34 Pa. Code § 123.8
Defined Benefit Pension
Employer who petitioned for modification of claimant’s workers’ compensation benefits by offset against its workers’ compensation obligation due to claimant’s receipt of disability pension was entitled to present expert actuarial testimony to establish extent employer funded claimant’s defined benefit pension; claimant’s disability benefit was not based on contributions by either the employer or employee but by factors known only at retirement including length of employment, final average salary, and retirement age, and employer’s contribution could only be determined by an actuarial formula. Pennsylvania State University v. Workers’ Compensation Appeal Board (Hensal), 911 A.2d 225, 229—230 (Pa. Cmwlth. 2006).
Public employer, who filed notice of compensation offset claiming a portion of claimant’s workers’ compensation award was subject to an offset due to claimants’ receipt of a disability pension under a defined benefit plan, was entitled to an offset based on expert actuarial testimony to establish amount of the requested offset where workers’ compensation judge found that employer’s actuarial evidence was credible. Department of Public Welfare v. Workers’ Compensation Appeal Board (Cato), 911 A.2d 241 (Pa. Cmwlth. 2006).
Pension Offset
Workers’ Compensation Judge correctly used expert actuarial opinion to establish employer’s contribution to employee’s retirement annuity to determine amount of credit employer could claim against employee’s workers’ compensation benefit.
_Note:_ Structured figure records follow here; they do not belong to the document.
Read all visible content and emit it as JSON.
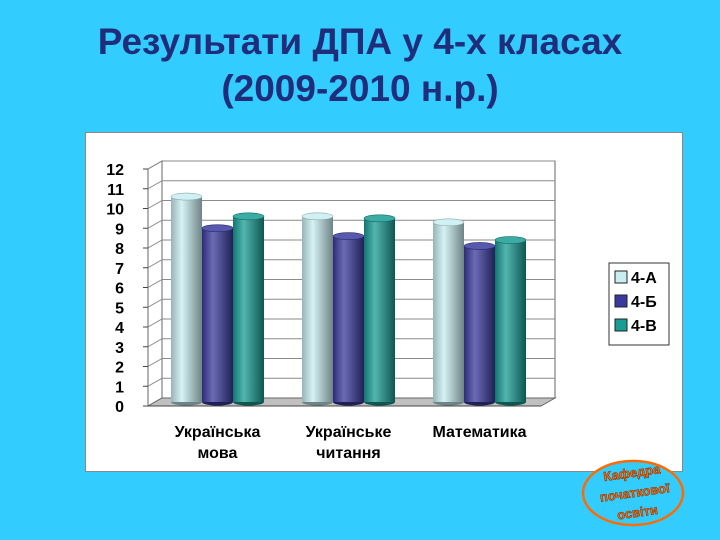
{
  "slide": {
    "title_line1": "Результати ДПА у 4-х класах",
    "title_line2": "(2009-2010 н.р.)"
  },
  "stamp": {
    "lines": [
      "Кафедра",
      "початкової",
      "освіти"
    ],
    "color": "#ff6a00"
  },
  "chart_data": {
    "type": "bar",
    "title": "",
    "xlabel": "",
    "ylabel": "",
    "categories": [
      [
        "Українська",
        "мова"
      ],
      [
        "Українське",
        "читання"
      ],
      [
        "Математика"
      ]
    ],
    "series": [
      {
        "name": "4-А",
        "values": [
          10.4,
          9.4,
          9.1
        ],
        "color": "#c8eef2"
      },
      {
        "name": "4-Б",
        "values": [
          8.8,
          8.4,
          7.9
        ],
        "color": "#3a3a9e"
      },
      {
        "name": "4-В",
        "values": [
          9.4,
          9.3,
          8.2
        ],
        "color": "#199c94"
      }
    ],
    "ylim": [
      0,
      12
    ],
    "yticks": [
      0,
      1,
      2,
      3,
      4,
      5,
      6,
      7,
      8,
      9,
      10,
      11,
      12
    ],
    "grid": true,
    "legend": "right",
    "style": "3d-cylinder"
  }
}
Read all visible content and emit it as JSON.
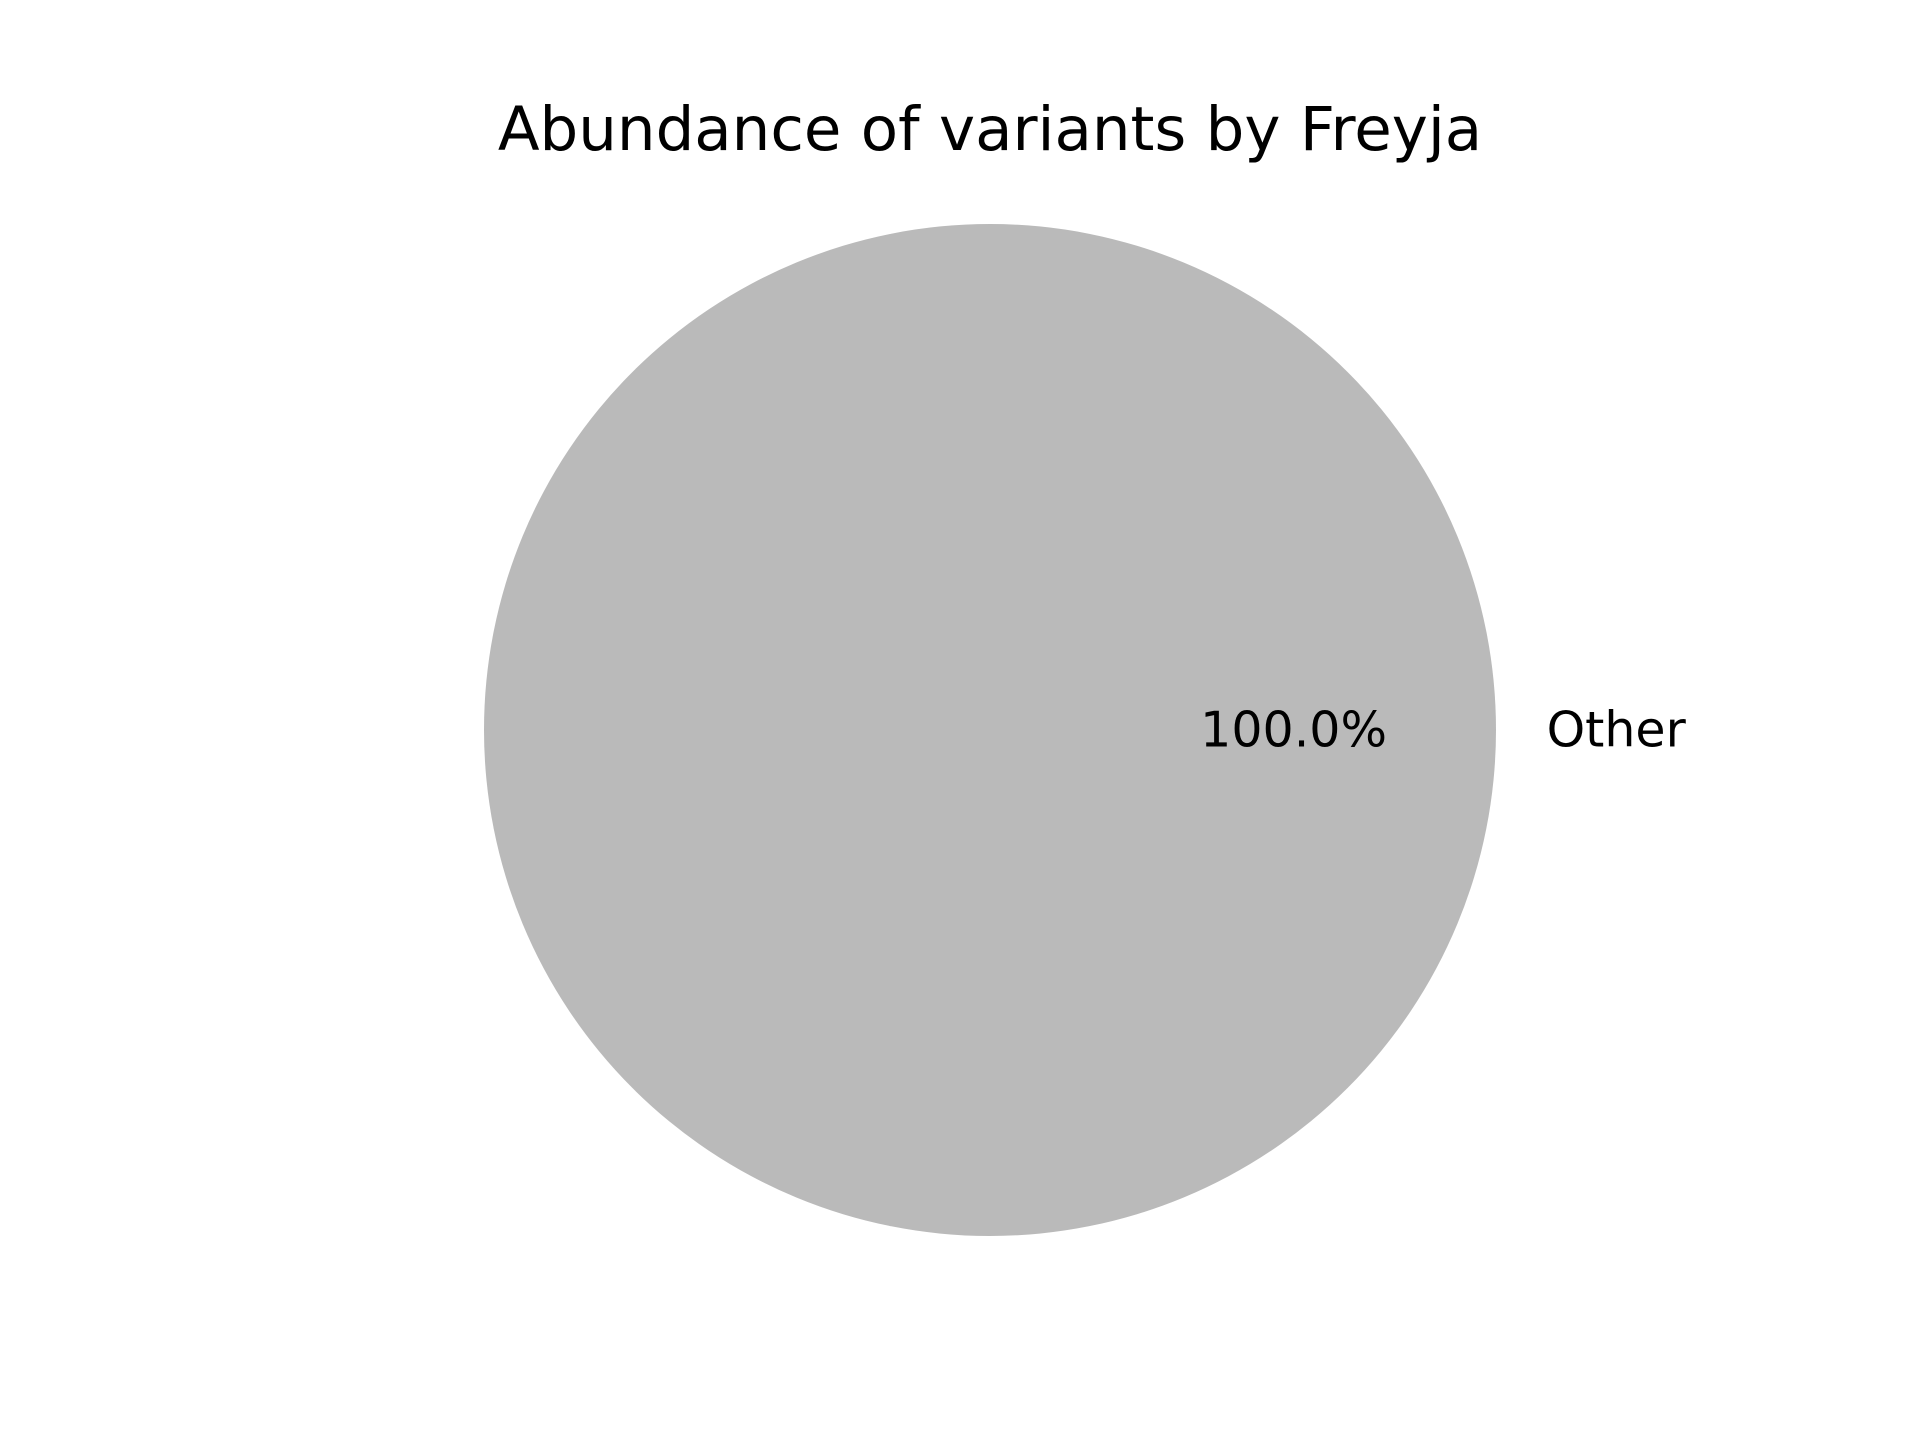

Department of Pub. Welfare v. Workers’ Compensation Appeal Board (Harvey), 960 A.2d 957, 964—965 (Pa. Cmwlth. 2008).
Where there is a defined-benefit plan, an employer cannot meet its burden of establishing the amount of its offset for workers’ compensation award absent actuarial testimony. City of Philadelphia v. Workers’ Compensation Appeal Board (Andrews), 948 A.2d 221 (Pa. Cmwlth. 2008).
Employer may take a credit for workers’ compensation claimant’s receipt of pension benefit in defined-benefit and defined-contribution plans to the extent it funded those benefits; employer’s right to a pension offset no longer turns on whether the pension constitutes payments in lieu of compensation, nor does it matter that the pension is a service-connected disability pension. City of Philadelphia v. Workers’ Compensation Appeal Board (Andrews), 948 A.2d 221 (Pa. Cmwlth. 2008).
This section cited in 34 Pa. Code § 123.1 (relating to purpose); and 34 Pa. Code § 123.5 (relating to offset for benefits already received).